The university buys corncobs under a contract tied to the price of natural gas, said Lowell Rasmussen, vice chancellor for finance and facilities. If biomass gets too expensive "we move right back to natural gas," he said.

Natural gas prices may not stay low. Last week, the U.S. Energy Department projected that gas prices could rise 54 percent by 2018 if liquefied natural gas becomes a major export commodity.

Challenge and opportunity

Using biomass for energy always has posed challenges because the moisture and density of plant material varies, and handling and shipping it boosts the cost, industry officials say.

Two biomass energy projects that received $600,000 in grants -- at a seed company in Williams, Minn., and at an ethanol plant in Little Falls -- are not operating because of technical problems.

Mike Burns, senior vice president of operations for Evergreen Energy, the for-profit subsidiary of District Energy St. Paul, said its boiler burns biomass, mostly wood chips from urban tree trimmers, at about the same cost as natural gas. That's because the venture has the infrastructure and know-how to collect and burn it, he said. The energy heats downtown buildings and generates power.

"If someone has got natural gas infrastructure and is looking to justify making a capital investment in starting to burn an alternative fuel, that's a tough one in this environment," Burns said.

Yet some biomass projects still are being pursued.

In Minnesota's Arrowhead region, the cities of Ely and Grand Marais are studying wood-burning district heating, though decisions are about a year away. Neither city is served by natural gas pipelines, so biomass potentially is a competitive option.

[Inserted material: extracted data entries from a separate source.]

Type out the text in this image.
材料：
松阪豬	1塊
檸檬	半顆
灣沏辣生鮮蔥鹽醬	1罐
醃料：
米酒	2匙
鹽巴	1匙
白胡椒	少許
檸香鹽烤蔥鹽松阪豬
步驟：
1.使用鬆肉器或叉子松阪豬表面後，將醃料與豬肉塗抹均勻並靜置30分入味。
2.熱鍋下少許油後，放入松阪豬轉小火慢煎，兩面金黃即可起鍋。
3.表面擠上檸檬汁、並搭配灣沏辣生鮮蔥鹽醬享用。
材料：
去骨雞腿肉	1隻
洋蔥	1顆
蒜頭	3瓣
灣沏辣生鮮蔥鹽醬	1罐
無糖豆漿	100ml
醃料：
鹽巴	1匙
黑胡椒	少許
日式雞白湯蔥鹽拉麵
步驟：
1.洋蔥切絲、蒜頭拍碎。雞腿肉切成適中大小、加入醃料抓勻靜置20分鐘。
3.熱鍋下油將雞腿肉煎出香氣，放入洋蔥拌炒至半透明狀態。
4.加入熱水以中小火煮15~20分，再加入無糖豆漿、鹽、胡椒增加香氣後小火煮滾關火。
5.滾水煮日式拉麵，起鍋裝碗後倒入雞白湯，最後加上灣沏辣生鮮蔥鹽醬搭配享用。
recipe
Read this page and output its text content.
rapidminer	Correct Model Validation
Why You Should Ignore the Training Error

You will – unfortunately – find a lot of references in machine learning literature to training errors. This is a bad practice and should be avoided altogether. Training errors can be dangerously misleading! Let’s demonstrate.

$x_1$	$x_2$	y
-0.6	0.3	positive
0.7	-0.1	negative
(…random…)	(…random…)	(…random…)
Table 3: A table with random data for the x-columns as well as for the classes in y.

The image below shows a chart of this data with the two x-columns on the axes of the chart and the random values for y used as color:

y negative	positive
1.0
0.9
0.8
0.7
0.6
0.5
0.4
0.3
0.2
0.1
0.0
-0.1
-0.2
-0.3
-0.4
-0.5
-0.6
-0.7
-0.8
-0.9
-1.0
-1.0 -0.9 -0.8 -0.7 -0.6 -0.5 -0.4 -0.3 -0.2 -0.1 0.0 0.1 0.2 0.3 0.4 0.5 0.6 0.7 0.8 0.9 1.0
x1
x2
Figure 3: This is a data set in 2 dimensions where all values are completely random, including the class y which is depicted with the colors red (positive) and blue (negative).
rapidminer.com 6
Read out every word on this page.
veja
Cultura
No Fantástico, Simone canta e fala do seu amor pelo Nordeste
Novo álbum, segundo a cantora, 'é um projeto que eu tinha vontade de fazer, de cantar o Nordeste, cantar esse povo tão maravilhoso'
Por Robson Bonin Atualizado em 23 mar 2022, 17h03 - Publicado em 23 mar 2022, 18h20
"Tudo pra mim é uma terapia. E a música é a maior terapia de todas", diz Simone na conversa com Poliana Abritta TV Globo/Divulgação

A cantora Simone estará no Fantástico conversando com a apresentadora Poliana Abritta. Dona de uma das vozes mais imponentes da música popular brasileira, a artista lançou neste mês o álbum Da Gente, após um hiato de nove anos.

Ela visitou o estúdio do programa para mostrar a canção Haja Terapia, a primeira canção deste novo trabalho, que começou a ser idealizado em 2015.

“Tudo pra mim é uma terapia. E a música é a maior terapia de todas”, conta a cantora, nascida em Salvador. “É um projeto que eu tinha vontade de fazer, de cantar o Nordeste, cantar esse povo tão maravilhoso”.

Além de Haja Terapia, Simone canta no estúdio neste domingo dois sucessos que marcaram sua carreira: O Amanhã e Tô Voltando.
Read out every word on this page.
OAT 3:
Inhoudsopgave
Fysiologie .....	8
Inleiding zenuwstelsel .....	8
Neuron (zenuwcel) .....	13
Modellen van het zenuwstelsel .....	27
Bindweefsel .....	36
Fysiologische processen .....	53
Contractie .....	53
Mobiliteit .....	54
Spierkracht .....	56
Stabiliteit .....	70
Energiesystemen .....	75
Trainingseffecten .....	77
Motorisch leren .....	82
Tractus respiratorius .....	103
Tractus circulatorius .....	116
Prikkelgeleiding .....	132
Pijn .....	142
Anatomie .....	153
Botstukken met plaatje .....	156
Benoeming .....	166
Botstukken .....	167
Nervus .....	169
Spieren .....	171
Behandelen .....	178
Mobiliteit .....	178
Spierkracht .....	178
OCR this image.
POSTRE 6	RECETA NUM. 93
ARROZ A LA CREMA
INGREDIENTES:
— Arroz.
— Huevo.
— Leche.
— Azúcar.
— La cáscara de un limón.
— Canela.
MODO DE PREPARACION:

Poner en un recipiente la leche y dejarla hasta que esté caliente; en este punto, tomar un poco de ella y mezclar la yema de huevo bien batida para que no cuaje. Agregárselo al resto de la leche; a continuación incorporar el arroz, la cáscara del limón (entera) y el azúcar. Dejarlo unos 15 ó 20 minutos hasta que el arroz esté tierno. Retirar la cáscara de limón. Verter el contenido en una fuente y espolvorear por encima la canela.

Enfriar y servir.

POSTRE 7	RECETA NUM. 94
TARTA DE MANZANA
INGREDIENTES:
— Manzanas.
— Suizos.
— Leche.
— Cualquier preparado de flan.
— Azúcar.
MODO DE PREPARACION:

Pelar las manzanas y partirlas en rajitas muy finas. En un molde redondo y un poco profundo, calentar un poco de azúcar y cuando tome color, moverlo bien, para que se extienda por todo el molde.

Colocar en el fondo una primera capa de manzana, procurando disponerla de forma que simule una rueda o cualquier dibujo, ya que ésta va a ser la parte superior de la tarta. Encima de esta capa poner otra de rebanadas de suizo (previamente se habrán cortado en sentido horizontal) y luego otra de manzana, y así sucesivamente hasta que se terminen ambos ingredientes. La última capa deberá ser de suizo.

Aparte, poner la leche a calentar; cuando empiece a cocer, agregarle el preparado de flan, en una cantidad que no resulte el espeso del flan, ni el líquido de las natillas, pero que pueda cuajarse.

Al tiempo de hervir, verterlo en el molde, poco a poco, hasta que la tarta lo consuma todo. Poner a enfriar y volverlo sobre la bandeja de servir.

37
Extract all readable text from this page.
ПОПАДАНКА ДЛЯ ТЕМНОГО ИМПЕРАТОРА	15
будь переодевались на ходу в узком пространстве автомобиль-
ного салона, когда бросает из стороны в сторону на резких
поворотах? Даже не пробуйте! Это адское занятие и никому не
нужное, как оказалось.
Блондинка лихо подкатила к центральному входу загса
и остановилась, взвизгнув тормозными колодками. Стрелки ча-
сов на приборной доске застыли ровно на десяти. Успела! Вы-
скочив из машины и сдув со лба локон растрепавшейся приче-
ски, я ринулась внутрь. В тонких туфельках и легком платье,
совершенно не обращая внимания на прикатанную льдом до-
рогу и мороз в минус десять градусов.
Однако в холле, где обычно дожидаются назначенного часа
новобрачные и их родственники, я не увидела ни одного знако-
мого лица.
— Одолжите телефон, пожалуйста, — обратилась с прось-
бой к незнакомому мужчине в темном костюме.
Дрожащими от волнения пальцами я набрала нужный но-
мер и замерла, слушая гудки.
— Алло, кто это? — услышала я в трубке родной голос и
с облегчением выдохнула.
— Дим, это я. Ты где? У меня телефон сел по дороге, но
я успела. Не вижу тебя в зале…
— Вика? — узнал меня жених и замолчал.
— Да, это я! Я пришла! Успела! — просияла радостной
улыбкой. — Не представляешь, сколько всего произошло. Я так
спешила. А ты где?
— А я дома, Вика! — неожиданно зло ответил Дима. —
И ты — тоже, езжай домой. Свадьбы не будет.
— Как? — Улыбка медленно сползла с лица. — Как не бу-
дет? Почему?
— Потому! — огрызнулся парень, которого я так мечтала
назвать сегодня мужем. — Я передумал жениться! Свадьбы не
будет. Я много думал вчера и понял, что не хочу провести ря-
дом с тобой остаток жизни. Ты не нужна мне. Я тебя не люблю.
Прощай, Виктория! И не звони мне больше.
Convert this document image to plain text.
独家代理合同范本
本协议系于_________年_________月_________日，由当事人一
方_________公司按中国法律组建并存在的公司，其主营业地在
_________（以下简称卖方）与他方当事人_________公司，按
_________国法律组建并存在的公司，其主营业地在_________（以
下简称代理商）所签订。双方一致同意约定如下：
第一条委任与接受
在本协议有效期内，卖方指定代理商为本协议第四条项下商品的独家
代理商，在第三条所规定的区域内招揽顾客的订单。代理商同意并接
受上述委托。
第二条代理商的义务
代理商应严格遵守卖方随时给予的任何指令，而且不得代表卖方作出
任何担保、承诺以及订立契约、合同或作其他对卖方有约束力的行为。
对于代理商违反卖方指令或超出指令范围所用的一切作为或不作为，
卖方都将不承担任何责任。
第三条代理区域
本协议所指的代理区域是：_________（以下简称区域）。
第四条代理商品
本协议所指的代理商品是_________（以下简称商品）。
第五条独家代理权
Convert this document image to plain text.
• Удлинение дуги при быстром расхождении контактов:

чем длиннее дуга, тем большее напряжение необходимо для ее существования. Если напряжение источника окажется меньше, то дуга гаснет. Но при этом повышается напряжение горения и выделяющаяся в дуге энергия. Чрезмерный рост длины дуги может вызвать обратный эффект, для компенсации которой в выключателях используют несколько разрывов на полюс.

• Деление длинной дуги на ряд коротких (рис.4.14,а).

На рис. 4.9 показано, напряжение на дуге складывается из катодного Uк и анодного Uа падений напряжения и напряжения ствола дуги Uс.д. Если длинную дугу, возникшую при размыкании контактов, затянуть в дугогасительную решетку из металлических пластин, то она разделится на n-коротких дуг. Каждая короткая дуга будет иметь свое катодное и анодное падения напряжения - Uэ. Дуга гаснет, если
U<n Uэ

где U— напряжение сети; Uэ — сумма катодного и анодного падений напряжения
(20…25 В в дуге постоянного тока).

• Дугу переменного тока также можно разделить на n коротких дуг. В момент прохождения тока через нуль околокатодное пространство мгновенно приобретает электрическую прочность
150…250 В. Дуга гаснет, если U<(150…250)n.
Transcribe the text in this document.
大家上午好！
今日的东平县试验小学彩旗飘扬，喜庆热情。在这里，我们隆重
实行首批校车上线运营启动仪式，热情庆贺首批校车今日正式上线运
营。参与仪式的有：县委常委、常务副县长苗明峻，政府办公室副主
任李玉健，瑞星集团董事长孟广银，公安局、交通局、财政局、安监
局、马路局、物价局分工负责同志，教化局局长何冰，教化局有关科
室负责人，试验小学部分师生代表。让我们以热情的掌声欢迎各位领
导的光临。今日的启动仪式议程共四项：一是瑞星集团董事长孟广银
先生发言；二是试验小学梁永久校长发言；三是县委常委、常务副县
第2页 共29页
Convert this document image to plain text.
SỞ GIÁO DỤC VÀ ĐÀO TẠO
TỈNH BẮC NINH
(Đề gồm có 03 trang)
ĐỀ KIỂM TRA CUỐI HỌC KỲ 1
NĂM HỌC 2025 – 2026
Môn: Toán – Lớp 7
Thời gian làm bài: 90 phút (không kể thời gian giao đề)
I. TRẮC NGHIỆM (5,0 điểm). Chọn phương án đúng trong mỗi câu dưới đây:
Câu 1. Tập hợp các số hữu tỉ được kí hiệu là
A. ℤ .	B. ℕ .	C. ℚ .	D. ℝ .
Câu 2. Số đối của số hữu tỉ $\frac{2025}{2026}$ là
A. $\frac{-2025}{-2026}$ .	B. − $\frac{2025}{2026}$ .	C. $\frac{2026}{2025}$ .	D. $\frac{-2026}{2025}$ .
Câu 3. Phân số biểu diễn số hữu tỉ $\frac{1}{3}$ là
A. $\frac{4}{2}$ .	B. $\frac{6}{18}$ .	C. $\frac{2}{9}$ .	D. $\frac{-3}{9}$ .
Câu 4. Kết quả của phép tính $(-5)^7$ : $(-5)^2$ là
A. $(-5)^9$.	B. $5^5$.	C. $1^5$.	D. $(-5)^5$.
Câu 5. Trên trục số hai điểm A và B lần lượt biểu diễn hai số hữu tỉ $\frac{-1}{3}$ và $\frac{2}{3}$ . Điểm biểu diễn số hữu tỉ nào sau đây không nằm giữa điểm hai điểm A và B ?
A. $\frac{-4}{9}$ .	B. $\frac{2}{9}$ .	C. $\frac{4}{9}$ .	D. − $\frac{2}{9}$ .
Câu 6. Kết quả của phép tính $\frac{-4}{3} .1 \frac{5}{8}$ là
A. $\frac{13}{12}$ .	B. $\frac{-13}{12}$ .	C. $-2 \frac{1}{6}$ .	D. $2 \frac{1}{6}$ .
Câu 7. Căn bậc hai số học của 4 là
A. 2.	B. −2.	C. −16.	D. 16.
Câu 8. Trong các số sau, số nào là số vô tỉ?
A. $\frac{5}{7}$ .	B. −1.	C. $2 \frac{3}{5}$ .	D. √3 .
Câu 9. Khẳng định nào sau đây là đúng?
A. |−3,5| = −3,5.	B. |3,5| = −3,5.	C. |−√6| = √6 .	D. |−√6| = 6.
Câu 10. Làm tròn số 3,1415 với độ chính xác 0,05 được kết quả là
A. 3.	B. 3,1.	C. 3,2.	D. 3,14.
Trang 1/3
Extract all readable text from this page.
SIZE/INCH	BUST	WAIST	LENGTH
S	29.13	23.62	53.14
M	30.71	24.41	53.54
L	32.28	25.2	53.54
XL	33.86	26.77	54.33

Other efforts focus on converting agricultural wastes like manure or cheese whey into renewable natural gas using bacteria and a process called anaerobic digestion. In Le Sueur, a municipal power wholesaler plans to build a $30 million power plant that relies on this technology. Two byproducts, fertilizer and solid fuel, will add value to the venture, said Kelsey Dahlen, project director for Avant Energy of Minneapolis.

"You produce not only a biogas that has valuable use, but you are recapturing a lot of soil nutrients," said Dan O'Neill, a senior vice president at Northland Securities in Minneapolis, which is helping to finance anaerobic digesters in Renville, Minn., and elsewhere.

At least for now, the economics of biomass as an energy source have changed.

"There are still some opportunities," said Dean Current, program director for the Center for Integrated Natural Resources and Agricultural Management at the U's St. Paul campus. "But definitely not as many as there used to be."